Depuis quelques années se développent des formules d’habitat regroupé et d‘habitat partagé (par exemple, les familles gouvernantes) qui sont, pour les personnes handicapées psychiques, une alternative à des structures d’hébergement médicosociales et répondent au souhait de certaines d’entre elles.

Dans ces dispositifs, qui contribuent à une meilleure insertion dans la cité, les personnes ont besoin d’être accompagnées et soutenues au quotidien par des professionnels et la Prestation de Compensation du Handicap (PCH) mutualisée permet un accompagnement pérenne.

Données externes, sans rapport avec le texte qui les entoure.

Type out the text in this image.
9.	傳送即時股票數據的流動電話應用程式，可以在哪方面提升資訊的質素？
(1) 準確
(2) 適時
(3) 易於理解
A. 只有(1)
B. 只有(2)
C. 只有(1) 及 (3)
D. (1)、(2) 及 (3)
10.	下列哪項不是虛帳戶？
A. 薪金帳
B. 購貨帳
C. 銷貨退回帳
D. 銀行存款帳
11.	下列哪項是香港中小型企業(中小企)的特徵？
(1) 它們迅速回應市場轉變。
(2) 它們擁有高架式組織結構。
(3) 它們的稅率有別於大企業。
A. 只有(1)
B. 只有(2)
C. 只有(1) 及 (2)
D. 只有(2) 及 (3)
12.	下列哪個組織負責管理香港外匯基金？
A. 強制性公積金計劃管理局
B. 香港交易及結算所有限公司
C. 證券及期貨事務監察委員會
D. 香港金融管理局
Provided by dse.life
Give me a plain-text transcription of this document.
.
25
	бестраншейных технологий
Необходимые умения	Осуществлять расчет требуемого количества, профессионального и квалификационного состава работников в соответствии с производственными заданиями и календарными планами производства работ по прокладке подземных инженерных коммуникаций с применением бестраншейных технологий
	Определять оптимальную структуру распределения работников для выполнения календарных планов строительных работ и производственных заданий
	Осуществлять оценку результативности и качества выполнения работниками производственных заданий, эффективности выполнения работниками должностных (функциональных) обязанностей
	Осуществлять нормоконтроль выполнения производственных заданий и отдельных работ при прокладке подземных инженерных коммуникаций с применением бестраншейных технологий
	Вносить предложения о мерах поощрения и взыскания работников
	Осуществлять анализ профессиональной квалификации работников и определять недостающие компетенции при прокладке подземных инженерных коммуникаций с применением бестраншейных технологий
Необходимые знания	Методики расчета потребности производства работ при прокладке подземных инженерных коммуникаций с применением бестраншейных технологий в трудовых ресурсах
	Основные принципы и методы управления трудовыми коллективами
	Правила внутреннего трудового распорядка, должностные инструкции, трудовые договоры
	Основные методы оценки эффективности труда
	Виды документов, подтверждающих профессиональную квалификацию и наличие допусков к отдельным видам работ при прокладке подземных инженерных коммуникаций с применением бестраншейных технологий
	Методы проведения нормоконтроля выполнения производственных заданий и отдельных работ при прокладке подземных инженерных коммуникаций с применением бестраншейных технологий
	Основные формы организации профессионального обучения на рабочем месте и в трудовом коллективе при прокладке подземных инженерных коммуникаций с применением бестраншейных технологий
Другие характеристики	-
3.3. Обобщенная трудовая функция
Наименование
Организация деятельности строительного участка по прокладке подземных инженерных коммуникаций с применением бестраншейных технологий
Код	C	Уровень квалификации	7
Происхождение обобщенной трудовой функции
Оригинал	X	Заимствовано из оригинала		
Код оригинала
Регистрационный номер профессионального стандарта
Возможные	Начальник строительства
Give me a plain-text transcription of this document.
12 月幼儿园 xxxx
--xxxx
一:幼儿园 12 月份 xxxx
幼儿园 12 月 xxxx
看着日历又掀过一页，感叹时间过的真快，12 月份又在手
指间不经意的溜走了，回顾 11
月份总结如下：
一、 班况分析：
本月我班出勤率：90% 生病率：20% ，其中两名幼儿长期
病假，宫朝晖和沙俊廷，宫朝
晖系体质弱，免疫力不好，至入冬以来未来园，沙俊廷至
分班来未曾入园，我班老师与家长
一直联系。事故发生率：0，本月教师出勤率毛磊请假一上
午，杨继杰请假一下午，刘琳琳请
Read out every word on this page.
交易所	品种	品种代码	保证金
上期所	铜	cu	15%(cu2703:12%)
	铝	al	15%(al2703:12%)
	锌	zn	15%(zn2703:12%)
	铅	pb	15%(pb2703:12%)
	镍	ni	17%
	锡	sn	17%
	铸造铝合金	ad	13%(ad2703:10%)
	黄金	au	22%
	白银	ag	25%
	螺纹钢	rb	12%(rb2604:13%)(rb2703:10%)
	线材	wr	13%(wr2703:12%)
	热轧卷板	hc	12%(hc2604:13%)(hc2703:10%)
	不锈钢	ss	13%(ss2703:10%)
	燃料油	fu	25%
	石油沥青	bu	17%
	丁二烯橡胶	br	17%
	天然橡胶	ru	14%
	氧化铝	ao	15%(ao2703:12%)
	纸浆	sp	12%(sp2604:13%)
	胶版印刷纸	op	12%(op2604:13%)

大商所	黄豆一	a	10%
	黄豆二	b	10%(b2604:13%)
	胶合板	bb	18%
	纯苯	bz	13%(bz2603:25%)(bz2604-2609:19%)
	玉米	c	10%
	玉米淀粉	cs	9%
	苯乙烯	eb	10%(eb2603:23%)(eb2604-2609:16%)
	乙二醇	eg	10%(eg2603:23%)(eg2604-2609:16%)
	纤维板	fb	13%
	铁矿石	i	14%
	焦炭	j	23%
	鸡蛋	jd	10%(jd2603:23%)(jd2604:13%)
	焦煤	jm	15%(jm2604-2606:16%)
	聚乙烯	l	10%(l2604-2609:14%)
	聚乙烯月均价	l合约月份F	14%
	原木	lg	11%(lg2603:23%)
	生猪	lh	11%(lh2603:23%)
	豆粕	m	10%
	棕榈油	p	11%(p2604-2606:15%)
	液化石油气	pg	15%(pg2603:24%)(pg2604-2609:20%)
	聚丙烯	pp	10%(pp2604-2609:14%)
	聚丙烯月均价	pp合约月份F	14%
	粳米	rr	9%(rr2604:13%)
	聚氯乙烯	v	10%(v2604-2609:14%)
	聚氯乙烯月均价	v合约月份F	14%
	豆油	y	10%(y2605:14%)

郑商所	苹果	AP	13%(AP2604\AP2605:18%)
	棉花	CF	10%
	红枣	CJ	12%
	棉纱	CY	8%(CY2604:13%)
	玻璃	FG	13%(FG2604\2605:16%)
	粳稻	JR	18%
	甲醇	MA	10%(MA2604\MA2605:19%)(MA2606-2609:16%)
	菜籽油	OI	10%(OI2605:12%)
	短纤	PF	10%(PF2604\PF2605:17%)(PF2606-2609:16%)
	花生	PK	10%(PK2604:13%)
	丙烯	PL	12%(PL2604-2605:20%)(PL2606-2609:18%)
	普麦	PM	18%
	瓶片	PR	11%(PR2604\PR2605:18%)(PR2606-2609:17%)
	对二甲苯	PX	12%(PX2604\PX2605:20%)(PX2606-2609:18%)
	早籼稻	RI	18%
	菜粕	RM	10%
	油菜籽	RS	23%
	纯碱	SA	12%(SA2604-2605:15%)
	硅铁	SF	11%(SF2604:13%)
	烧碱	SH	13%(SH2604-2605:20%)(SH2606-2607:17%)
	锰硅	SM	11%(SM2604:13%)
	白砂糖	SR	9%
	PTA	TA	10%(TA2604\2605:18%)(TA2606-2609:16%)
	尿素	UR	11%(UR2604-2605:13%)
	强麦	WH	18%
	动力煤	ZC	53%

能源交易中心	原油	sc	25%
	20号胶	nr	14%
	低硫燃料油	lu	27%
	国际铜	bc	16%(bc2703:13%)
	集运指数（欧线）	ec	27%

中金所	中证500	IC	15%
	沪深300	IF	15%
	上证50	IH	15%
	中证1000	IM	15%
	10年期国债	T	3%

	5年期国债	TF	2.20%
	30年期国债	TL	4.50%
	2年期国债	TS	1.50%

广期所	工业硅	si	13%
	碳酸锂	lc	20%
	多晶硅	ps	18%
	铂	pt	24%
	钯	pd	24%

Or cette mutualisation est possible dans certains départements seulement, voire accordée un temps puis supprimée, car la PCH est une prestation individualisée, accordée (rarement en ce qui concerne le handicap psychique) en fonction des besoins de la personne hébergée à domicile.

L’Unafam, en novembre 2014, avait exposé cette difficulté à la secrétaire d’État chargée des Personnes handicapées et de la Lutte contre l’exclusion. Ce problème a été entendu et lors de la dernière Conférence nationale du handicap, le Président de la République a proposé cette mutualisation. Il s’agit maintenant d’inscrire officiellement cet engagement, qui date de décembre 2014. C’est une possibilité, qui ne supprime pas la PCH individuelle.

Une concertation et des travaux relatifs à la PCH débuteront prochainement avec le Secrétariat d’État chargé des Personnes handicapées afin de faire des propositions visant une meilleure équité dans l’attribution de la PCH. Ce groupe de travail abordera notamment la mise en commun de la PCH.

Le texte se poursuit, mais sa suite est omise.